Are You Real? U.S. Hunts Fakers Among 10,000 Commenters on Rules

  • Verification survey to go to sample of public who sent comment
  • Agency trying to determine authenticity of senders’ names

If you sent a public comment about a regulation to a federal agency between 2013 and 2017, the Government Accountability Office may soon have a question for you: did you really send that comment?

The GAO said in a June 20 statement it was sending out an email survey to more than 10,000 people believed to have submitted public comments electronically in that time frame after Congress asked the agency to examine whether comments came from the people whose names were associated with them.

The survey is part of an expanded investigation into charges of fake public comments being generated to influence regulatory agencies as they draft federal rules. The GAO said in August 2018 it had started an estimated year-long investigation into fraudulent comment identities, but it now expects to submit its findings in a report to Congress in the summer of 2020.

Photographer: Andrew Harrer/Bloomberg via Getty Images
Gene L. Dodaro, comptroller general of the Government Accountability Office, said responses to an email survey of people purported to have submitted comments electronically on proposed regulations to federal agencies will help the GAO respond to Congress on the issue.

The extent of the problem remains to be determined. In a 2017 net neutrality proceeding at the Federal Communications Commission, the New York attorney general said his office found “tens of thousands of New Yorkers may have had their identities misused.” But administration and agency officials have said they haven’t seen a widespread misuse of names.

Comments Not Votes

While agencies take any fraud seriously, public comments aren’t the equivalent of votes for a rule, so the effect of comments with false identities on a regulation is minimal. Still, Democratic lawmakers say any use of false identities can taint the integrity of rulemaking.

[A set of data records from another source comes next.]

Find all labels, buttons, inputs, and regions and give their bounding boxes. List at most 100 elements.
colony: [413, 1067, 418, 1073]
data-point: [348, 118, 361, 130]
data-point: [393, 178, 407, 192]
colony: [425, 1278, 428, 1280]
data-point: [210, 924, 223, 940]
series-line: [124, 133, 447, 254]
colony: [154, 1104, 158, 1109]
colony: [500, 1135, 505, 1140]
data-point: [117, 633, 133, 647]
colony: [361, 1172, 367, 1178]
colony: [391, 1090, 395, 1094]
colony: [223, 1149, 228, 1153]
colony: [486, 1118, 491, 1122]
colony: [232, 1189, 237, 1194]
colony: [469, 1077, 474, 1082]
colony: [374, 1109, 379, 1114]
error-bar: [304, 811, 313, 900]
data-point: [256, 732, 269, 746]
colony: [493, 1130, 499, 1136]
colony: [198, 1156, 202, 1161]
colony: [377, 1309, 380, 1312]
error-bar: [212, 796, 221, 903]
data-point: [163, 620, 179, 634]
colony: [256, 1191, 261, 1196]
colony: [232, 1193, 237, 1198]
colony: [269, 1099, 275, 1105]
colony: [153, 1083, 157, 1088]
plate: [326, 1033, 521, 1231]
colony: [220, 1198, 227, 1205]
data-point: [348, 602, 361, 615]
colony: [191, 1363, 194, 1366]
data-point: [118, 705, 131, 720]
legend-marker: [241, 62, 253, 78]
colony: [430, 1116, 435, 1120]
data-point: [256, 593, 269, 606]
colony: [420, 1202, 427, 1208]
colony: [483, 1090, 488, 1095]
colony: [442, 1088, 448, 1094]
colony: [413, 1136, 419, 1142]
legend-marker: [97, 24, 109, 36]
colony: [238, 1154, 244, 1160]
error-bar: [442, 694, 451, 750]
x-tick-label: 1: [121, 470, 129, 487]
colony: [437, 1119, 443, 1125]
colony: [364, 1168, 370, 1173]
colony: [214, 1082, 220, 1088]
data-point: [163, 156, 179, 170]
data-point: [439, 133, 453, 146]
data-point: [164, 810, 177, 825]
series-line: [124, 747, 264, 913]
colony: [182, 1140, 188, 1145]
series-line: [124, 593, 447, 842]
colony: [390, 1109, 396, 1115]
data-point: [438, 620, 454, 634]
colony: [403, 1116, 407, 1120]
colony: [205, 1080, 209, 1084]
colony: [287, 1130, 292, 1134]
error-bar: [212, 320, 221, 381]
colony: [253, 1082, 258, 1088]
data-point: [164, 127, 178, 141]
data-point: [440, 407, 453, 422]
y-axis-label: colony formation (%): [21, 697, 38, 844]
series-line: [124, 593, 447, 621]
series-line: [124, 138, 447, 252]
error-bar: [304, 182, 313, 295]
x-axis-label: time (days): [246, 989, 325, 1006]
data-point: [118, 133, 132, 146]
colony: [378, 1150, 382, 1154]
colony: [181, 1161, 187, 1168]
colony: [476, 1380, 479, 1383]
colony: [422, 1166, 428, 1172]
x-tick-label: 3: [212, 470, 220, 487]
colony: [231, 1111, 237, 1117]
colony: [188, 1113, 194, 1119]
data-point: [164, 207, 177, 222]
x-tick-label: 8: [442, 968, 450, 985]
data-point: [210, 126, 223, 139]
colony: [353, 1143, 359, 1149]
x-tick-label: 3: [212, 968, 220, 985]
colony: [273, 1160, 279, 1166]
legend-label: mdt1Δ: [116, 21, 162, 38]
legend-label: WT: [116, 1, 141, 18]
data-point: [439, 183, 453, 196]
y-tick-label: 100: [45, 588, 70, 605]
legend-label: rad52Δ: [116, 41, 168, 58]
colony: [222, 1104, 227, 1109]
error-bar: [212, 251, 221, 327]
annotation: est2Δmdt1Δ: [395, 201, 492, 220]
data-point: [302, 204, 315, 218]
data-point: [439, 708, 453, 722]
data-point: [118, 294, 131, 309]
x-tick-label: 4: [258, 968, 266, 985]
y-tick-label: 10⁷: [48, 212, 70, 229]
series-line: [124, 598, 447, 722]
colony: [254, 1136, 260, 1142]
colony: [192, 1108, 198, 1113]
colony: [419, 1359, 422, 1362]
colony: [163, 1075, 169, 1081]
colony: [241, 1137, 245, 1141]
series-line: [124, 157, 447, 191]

The survey was sent to email addresses randomly selected from a list of public comments that were submitted to federal agencies that accepted comments from 2013 through 2017, the GAO said. Participation is voluntary, and the agency said its report wouldn’t include any personally identifiable information provided in response to the survey.

“Their answers will help form the basis for a GAO report to Congress in 2020 on the public comment process,” said Gene Dodaro, comptroller general of the U.S. and head of the GAO. “The information being gathered has the potential to improve how federal rules are developed.”